Perusahaannya telah bekerja sama dengan pemerintah Mesir untuk meningkatkan 4.000 desa terpencil yang dihuni oleh sekitar 58 juta orang sehingga mereka dapat mengatasi panas yang ekstrem dengan lebih baik. Namun, alih-alih membawa solusi berteknologi tinggi, El-Battouty mengatakan bahwa banyak dari perubahan ramah lingkungan tersebut terinspirasi dari pengetahuan penduduk asli setempat.
"Desa-desa ini telah berhasil bertahan. Ini karena pengetahuan yang didapat dari adaptasi terhadap kondisi ekstrem telah ada sejak ribuan tahun yang lalu,” ujarnya. "Kami melihat solusi mana yang dapat diterapkan dan mengintegrasikannya [...] Kami tidak perlu membuang waktu untuk penemuan baru.”
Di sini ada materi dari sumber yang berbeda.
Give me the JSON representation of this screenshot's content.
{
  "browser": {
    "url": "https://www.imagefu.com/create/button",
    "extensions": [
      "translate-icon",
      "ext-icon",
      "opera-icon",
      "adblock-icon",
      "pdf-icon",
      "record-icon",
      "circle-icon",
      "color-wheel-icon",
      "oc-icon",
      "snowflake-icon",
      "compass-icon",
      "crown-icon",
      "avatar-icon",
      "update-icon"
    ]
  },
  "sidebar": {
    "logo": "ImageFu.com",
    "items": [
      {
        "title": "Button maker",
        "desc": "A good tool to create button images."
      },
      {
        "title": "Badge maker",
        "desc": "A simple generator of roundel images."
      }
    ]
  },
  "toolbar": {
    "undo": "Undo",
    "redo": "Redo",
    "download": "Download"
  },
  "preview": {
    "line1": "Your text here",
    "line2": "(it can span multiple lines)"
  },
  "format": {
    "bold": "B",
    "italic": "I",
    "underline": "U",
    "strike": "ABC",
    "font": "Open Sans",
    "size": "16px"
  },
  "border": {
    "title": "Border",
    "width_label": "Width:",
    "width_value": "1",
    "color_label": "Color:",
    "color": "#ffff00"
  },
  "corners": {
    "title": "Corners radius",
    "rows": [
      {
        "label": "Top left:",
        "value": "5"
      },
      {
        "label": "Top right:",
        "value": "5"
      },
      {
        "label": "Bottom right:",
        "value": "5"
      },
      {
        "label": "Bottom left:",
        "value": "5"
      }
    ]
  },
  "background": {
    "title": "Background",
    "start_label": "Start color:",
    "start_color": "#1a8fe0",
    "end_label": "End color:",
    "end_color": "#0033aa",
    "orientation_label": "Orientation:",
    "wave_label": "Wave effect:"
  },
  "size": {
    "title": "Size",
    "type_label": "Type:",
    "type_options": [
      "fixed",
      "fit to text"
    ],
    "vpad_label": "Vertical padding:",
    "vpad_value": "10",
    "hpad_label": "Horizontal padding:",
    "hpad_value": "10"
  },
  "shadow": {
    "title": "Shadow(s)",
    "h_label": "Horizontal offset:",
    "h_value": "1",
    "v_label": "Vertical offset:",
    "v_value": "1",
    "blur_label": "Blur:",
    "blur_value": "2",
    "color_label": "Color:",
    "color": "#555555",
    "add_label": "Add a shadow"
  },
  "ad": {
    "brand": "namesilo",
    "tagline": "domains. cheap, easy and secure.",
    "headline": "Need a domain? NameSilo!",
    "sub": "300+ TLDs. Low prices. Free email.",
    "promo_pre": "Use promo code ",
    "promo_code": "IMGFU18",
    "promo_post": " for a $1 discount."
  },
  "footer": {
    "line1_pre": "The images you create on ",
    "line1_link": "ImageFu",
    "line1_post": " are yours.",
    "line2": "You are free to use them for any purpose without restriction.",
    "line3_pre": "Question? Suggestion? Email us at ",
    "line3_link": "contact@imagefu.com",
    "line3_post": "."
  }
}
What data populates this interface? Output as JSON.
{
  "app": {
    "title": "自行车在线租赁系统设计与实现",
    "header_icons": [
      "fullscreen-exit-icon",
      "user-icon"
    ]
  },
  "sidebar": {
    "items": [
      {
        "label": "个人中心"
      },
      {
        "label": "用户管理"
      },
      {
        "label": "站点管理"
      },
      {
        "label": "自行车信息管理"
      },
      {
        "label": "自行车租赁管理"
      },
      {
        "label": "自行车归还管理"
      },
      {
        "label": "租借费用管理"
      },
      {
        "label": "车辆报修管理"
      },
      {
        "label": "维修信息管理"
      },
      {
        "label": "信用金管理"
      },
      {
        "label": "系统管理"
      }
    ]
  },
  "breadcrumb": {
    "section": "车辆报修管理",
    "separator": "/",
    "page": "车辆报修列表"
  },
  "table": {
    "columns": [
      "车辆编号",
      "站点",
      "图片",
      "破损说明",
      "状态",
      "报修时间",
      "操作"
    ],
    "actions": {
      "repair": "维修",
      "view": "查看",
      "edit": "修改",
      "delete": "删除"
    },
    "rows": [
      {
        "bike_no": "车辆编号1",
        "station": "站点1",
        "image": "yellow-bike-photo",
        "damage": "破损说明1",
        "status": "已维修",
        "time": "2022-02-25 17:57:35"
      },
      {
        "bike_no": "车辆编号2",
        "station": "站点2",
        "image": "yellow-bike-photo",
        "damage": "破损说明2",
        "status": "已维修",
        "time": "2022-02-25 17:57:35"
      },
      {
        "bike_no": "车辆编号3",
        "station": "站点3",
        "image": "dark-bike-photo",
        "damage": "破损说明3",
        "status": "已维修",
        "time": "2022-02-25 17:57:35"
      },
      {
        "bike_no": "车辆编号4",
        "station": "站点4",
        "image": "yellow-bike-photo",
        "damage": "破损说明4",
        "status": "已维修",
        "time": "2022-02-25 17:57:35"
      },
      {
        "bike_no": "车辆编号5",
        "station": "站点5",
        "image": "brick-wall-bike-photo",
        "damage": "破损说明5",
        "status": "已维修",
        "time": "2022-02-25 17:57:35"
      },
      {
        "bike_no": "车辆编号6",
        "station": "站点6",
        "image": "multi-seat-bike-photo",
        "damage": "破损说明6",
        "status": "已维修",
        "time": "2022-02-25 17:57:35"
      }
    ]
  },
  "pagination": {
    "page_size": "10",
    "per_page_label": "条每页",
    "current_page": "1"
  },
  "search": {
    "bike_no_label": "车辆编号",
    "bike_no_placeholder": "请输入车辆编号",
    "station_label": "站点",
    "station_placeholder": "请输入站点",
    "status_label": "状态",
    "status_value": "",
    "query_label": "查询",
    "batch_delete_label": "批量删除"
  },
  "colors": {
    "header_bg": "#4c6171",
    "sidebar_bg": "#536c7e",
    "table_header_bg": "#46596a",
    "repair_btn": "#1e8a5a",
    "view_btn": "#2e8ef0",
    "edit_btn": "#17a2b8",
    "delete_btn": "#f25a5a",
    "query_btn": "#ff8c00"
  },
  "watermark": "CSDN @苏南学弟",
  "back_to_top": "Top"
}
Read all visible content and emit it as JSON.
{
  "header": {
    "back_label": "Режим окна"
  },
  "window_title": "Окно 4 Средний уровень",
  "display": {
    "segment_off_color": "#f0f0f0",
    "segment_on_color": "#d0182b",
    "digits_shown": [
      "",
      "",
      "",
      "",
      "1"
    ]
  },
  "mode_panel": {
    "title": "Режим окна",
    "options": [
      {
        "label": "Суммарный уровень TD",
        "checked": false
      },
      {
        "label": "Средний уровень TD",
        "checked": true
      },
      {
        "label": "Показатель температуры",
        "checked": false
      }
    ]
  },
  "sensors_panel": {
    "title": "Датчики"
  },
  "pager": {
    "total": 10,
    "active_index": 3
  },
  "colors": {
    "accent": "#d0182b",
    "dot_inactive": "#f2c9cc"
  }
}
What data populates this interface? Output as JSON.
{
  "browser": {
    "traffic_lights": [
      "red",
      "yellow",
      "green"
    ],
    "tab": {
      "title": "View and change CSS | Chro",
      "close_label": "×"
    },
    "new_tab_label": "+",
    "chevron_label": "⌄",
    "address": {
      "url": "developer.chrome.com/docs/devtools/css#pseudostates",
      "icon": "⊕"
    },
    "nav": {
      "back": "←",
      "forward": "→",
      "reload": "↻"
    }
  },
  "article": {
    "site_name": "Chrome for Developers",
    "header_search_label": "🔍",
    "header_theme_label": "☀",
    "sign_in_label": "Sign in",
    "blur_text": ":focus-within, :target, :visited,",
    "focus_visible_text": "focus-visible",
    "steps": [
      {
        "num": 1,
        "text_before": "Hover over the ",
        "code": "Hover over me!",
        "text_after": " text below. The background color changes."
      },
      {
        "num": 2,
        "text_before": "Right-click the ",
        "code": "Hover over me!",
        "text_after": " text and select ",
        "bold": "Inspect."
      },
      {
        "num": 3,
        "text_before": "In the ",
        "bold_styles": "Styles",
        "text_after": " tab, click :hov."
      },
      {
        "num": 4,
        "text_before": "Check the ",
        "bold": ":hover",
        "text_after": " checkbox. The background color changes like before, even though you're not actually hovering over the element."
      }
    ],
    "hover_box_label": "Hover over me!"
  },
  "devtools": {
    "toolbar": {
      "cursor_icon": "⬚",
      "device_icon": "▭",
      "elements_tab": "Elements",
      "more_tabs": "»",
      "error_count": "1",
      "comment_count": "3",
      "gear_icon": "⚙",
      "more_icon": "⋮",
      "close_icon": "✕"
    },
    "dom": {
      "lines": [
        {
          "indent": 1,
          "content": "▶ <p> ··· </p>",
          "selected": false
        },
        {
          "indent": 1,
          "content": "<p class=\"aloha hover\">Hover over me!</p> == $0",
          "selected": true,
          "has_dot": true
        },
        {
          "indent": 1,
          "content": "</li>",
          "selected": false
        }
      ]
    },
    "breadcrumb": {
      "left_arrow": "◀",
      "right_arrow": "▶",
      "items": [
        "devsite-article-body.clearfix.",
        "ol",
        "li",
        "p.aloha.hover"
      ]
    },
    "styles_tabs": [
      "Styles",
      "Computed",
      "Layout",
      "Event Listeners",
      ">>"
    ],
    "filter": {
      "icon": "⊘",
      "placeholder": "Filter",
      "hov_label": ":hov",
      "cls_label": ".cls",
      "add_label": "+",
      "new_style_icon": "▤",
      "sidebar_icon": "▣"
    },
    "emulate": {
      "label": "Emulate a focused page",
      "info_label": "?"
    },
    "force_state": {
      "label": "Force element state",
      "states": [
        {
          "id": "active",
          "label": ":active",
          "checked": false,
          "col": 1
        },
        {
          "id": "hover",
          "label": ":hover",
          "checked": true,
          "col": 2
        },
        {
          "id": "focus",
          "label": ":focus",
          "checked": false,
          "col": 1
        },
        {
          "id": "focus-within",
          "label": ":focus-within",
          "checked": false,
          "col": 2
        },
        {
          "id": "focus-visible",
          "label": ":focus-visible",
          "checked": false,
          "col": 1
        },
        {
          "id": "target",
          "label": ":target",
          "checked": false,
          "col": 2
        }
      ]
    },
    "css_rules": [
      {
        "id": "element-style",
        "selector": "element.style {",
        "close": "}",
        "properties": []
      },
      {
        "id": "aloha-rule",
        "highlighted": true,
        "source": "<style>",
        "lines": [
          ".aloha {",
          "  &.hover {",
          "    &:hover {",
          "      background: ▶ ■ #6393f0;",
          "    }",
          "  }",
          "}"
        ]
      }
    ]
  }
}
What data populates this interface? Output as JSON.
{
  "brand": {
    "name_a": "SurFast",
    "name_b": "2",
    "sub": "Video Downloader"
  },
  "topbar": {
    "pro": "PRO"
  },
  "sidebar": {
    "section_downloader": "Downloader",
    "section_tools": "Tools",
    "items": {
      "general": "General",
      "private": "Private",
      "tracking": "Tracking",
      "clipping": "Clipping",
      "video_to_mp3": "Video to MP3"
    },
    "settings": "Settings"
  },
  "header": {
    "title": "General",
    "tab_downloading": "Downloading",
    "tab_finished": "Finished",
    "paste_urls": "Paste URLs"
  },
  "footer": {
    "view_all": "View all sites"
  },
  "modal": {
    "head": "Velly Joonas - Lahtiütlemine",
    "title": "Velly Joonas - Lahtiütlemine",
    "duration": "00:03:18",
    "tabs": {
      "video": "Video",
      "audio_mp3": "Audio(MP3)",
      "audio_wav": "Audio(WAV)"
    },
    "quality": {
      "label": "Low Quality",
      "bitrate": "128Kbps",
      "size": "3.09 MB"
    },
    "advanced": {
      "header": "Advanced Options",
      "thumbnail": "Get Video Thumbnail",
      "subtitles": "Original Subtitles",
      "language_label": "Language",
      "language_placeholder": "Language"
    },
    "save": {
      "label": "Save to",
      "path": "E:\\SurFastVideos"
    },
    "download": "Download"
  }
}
Hal ini berarti menggunakan material yang tersedia secara lokal seperti batu kapur berpori dan batu pasir yang memungkinkan udara mengalir melalui dinding. Mereka juga mengangkat bangunan sedikit dari tanah untuk mencegah panas diserap dari bawah, menambahkan pintu masuk yang gelap, memasang atap reflektif dan memanfaatkan jendela bersudut dan tirai yang dapat diatur untuk memblokir panas sembari membiarkan cahaya masuk.
"Pendinginan adalah garda terdepan berikutnya”
El-Battouty mengatakan bahwa perlu ada pengkajian ulang sektor arsitektur sehingga bangunan dapat dirancang sejuk sejak awal.
"Semakin panas, semakin lama musim panas, semakin banyak orang yang akan mencari solusi seperti pendingin ruangan,” katanya. "Kita harus mempertanyakan sektor perumahan itu sendiri. Apakah perumahan itu dibangun untuk mengurangi panas atau tidak?”
Peran perumahan dalam mengatasi panas juga harus memiliki fokus yang lebih besar pada acara-acara seperti konferensi perubahan iklim tahunan PBB, tambah El-Battouty.
"Kita harus melihat pendinginan sebagai sesuatu yang sangat penting, sama pentingnya dengan energi terbarukan dan energi bersih. Pendinginan adalah garda terdepan berikutnya.”